Notion | The connected workspace with site publishing

Title: Mapping the Underground: How Stolen Funds Are Laundered Through the Solana Ecosystem

Introduction

The Solana ecosystem, known for its high throughput, low fees, and increasingly liquid DeFi and NFT infrastructure, has become a hotspot for crypto innovation. With rapid growth comes increased attention—not only from developers and investors but also from malicious actors. Its efficiency, composability, and growing ecosystem also make Solana an ideal venue for laundering stolen funds. The recent $1.5 billion Bybit hack offers a chilling case study in how sophisticated these operations have become. More than 20,000 wallets, dozens of tokens, protocols, and cross-chain bridges were leveraged to obscure the funds’ trail.

In this article, we dive deep into the underbelly of illicit financial flows on Solana. We unpack how exploits unfold, detail the steps bad actors take to exfiltrate stolen funds, and meticulously map the different pathways through which funds are laundered. Our goal is to catalog both established and novel laundering techniques, label the relevant wallet addresses, and build a threat model for future defense.

This is not just an academic exercise—it is a response blueprint.

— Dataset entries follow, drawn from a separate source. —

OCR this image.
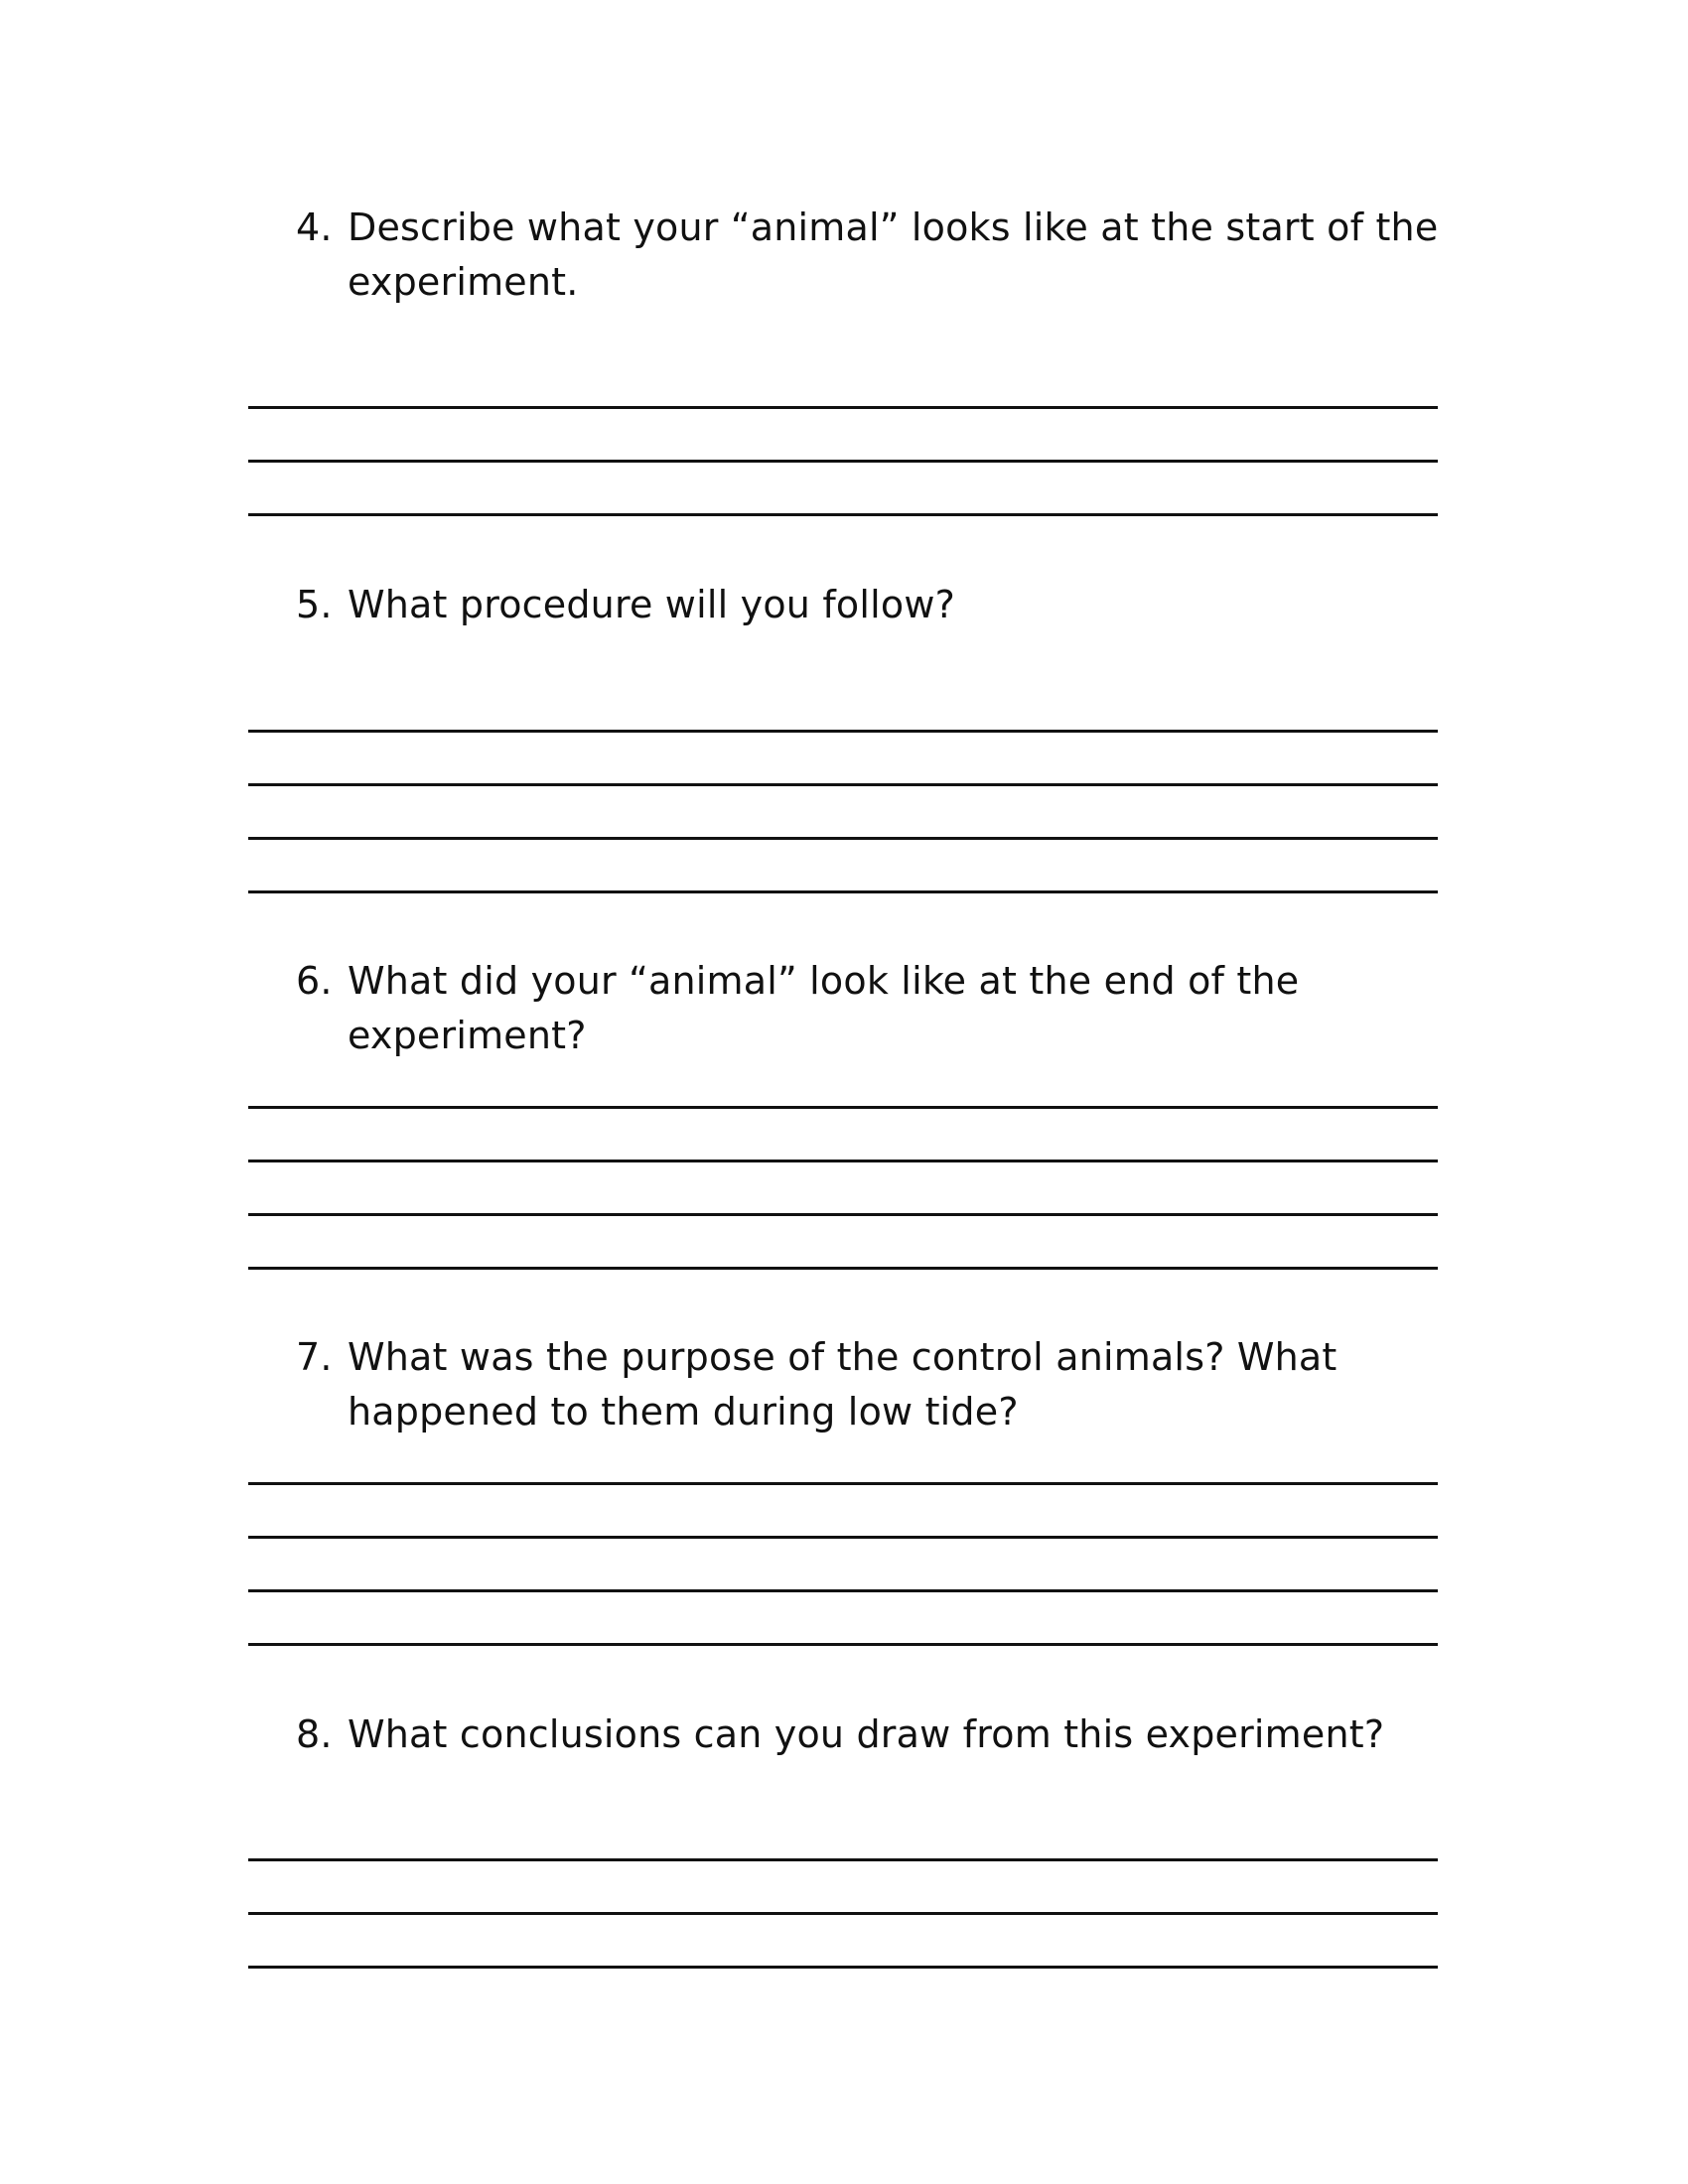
4. Describe what your “animal” looks like at the start of the experiment.
5. What procedure will you follow?
6. What did your “animal” look like at the end of the experiment?
7. What was the purpose of the control animals? What happened to them during low tide?
8. What conclusions can you draw from this experiment?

Understanding how exploits are monetized allows us to freeze funds faster, build better tooling, and harden protocols against abuse.

Chapter 1: Anatomy of a Web3 Exploit

Every exploit in web3, regardless of chain, typically follows a four-stage pipeline:

Funding – The attacker funds their wallet(s), usually through CEXs, mixers, or stolen wallets.
Preparation – Deploying malicious code or infrastructure: this includes phishing pages, malicious smart contracts, or exploiting known bugs.
Execution – The actual exploit: draining funds from users or protocols.
Exfiltration (Laundering) – Turning the stolen funds into untraceable or fiat assets.

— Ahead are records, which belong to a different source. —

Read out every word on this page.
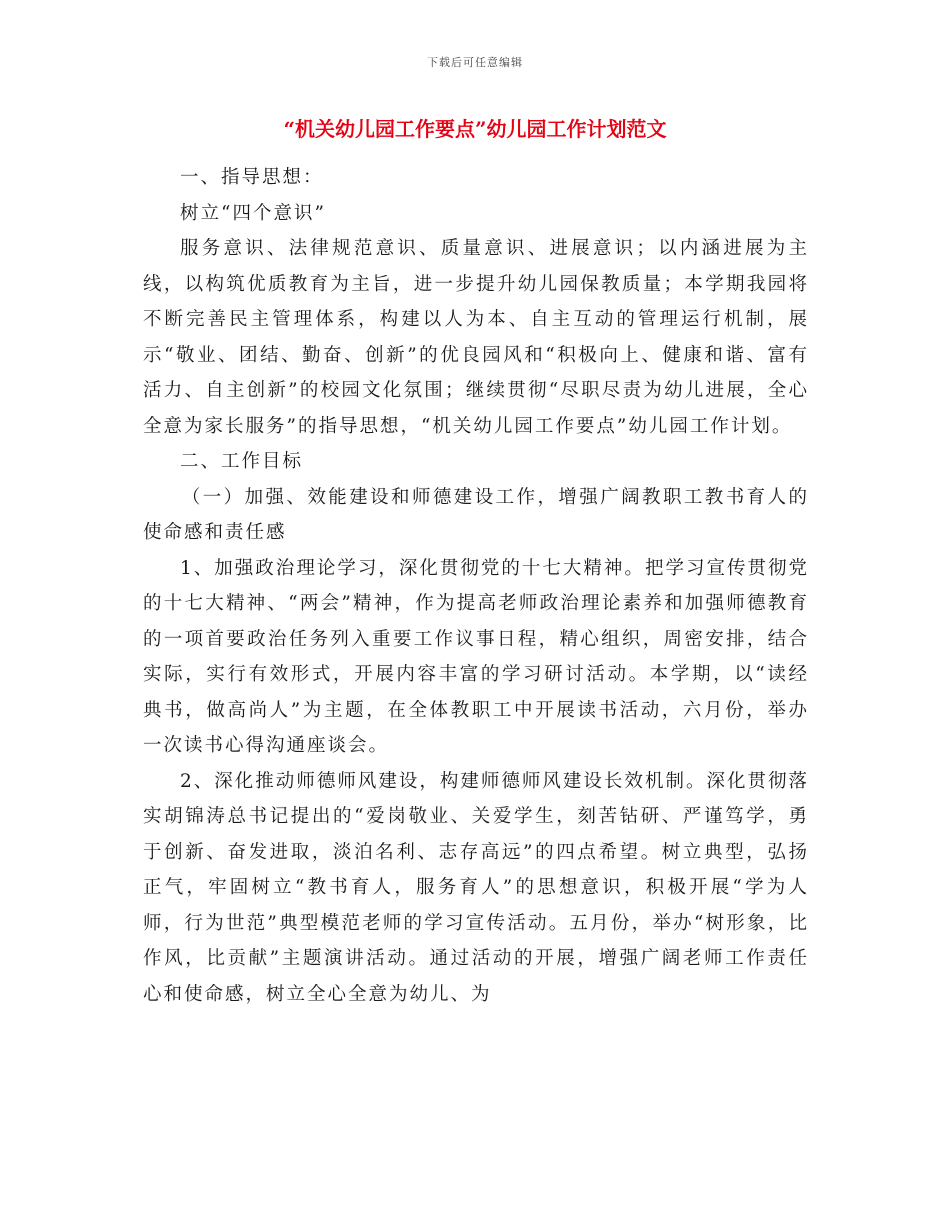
下载后可任意编辑
“机关幼儿园工作要点”幼儿园工作计划范文

一、指导思想：

树立“四个意识”

服务意识、法律规范意识、质量意识、进展意识；以内涵进展为主线，以构筑优质教育为主旨，进一步提升幼儿园保教质量；本学期我园将不断完善民主管理体系，构建以人为本、自主互动的管理运行机制，展示“敬业、团结、勤奋、创新”的优良园风和“积极向上、健康和谐、富有活力、自主创新”的校园文化氛围；继续贯彻“尽职尽责为幼儿进展，全心全意为家长服务”的指导思想，“机关幼儿园工作要点”幼儿园工作计划。

二、工作目标

（一）加强、效能建设和师德建设工作，增强广阔教职工教书育人的使命感和责任感

1、加强政治理论学习，深化贯彻党的十七大精神。把学习宣传贯彻党的十七大精神、“两会”精神，作为提高老师政治理论素养和加强师德教育的一项首要政治任务列入重要工作议事日程，精心组织，周密安排，结合实际，实行有效形式，开展内容丰富的学习研讨活动。本学期，以“读经典书，做高尚人”为主题，在全体教职工中开展读书活动，六月份，举办一次读书心得沟通座谈会。

2、深化推动师德师风建设，构建师德师风建设长效机制。深化贯彻落实胡锦涛总书记提出的“爱岗敬业、关爱学生，刻苦钻研、严谨笃学，勇于创新、奋发进取，淡泊名利、志存高远”的四点希望。树立典型，弘扬正气，牢固树立“教书育人，服务育人”的思想意识，积极开展“学为人师，行为世范”典型模范老师的学习宣传活动。五月份，举办“树形象，比作风，比贡献”主题演讲活动。通过活动的开展，增强广阔老师工作责任心和使命感，树立全心全意为幼儿、为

For this research, we focus exclusively on the fourth step: Exfiltration.

Chapter 2: Why Solana? The Launderer’s Paradise

Solana presents unique opportunities for laundering due to several key properties:

Low Fees: Micro-transactions cost less than $0.01, allowing for high-volume, low-risk laundering experiments.
High Throughput: The network can process thousands of transactions per second, enabling rapid fund movement.